5. Hearing You'll Never Walk Alone is a hugely emotional ending, was that scripted to be under the dialogue in that way?

 Yes, that’s exactly how it was scripted. I wrote a short script a few years back (for one of Writersroom’s Rapid Response call outs on the theme of phone hacking following the revelations that Milly Dowler’s phone was hacked) which never got anywhere but I had always imagined it ending in the same way, but back then I didn’t dare put it in the script! It was about a lad in a desperate situation who sells his famous sister’s mobile number to the S*n. Here’s an extract from the final scene:

The pair stand, look at the MEMORIAL and slowly walk away.

Mark offers Billy a Chip. Billy grabs the entire cone, Mark snatches it back.
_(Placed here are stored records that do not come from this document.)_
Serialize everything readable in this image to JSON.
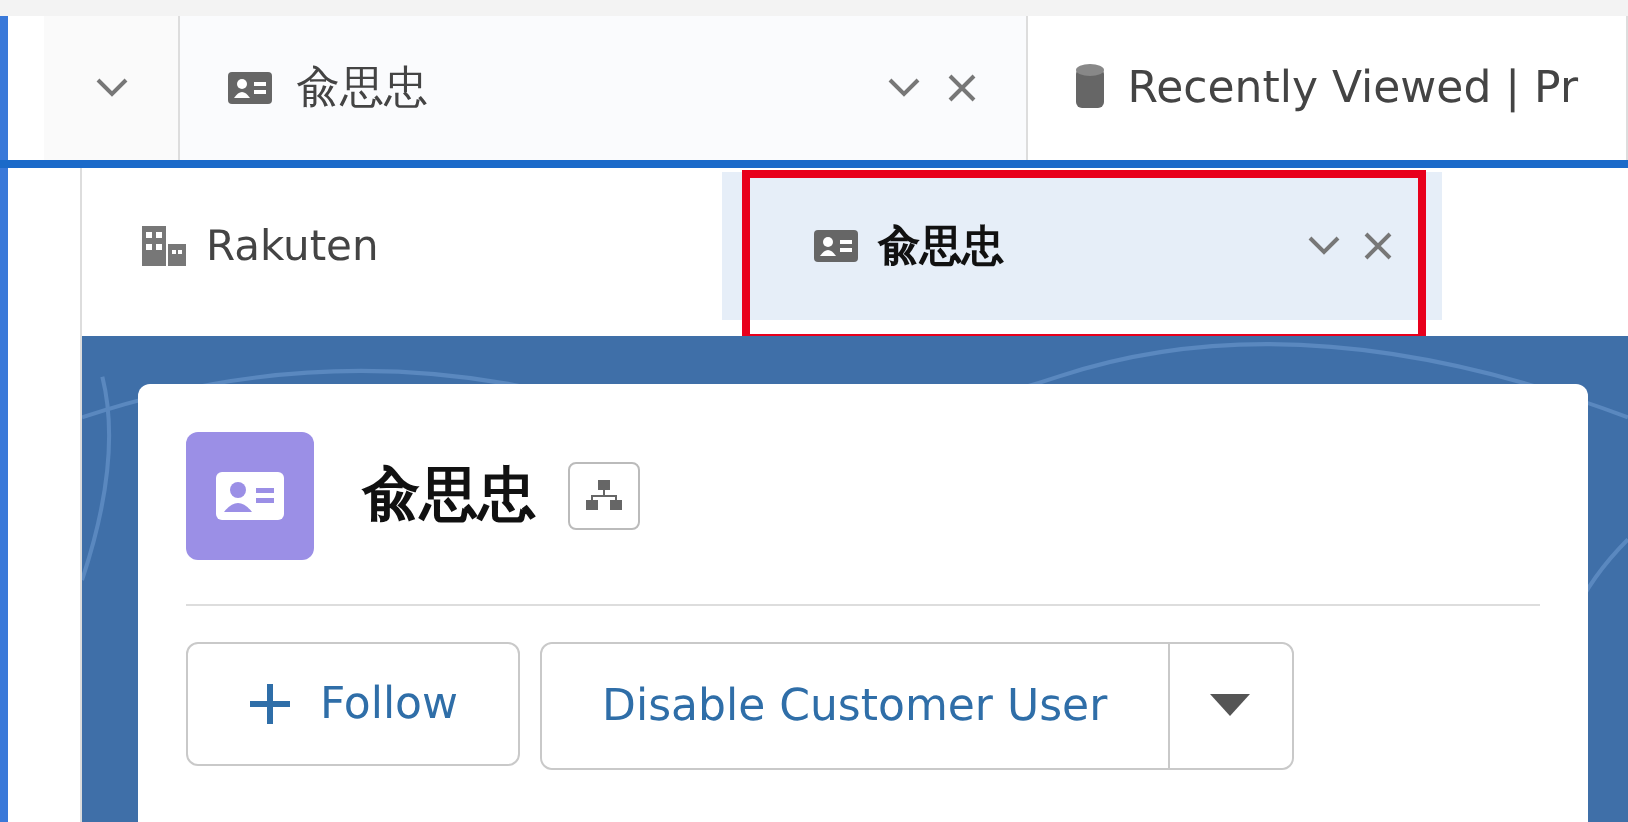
{
  "workspace_tabs": [
    {
      "label": "兪思忠",
      "kind": "contact",
      "closable": true,
      "selected": true
    },
    {
      "label": "Recently Viewed | Pr",
      "kind": "cylinder",
      "closable": false,
      "selected": false
    }
  ],
  "subtabs": [
    {
      "label": "Rakuten",
      "kind": "building",
      "closable": false,
      "selected": false
    },
    {
      "label": "兪思忠",
      "kind": "contact",
      "closable": true,
      "selected": true
    }
  ],
  "highlight": {
    "on": true
  },
  "record": {
    "title": "兪思忠",
    "actions": [
      {
        "kind": "follow",
        "label": "Follow"
      },
      {
        "kind": "group",
        "label": "Disable Customer User"
      }
    ]
  }
}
CLOSE ON: THE NAMES OF THE 96 ON THE MEMORIAL. OLD NEWSPAPERS swirl and eddy around the Memorial until one is whipped up and attaches itself to it. Its headline reads “MILLY’S PHONE HACKED”. The wind flicks us through its lurid pages. One by one images of the current scandal emerge from them. First MILLY, then the SOHAM victims, then the 9:11 victims and they join the names on the Memorial.


 A more severe GUST catches the PAPER and the Memorial shakes it off. Its pages separate and blow down the road before becoming stuck fast in the GUTTER.



 6. Was there originally a longer version of this? It's such a tight Tribute, clocking in at 6 minutes, was that intentional to keep it short or did it just naturally come to that length?

 No, in fact it was a little shorter. I felt as though I wanted to write it at what ever seemed the natural length for it to be. That said though, all my scripts tend to be on the short side. My last feature script was 93 pages.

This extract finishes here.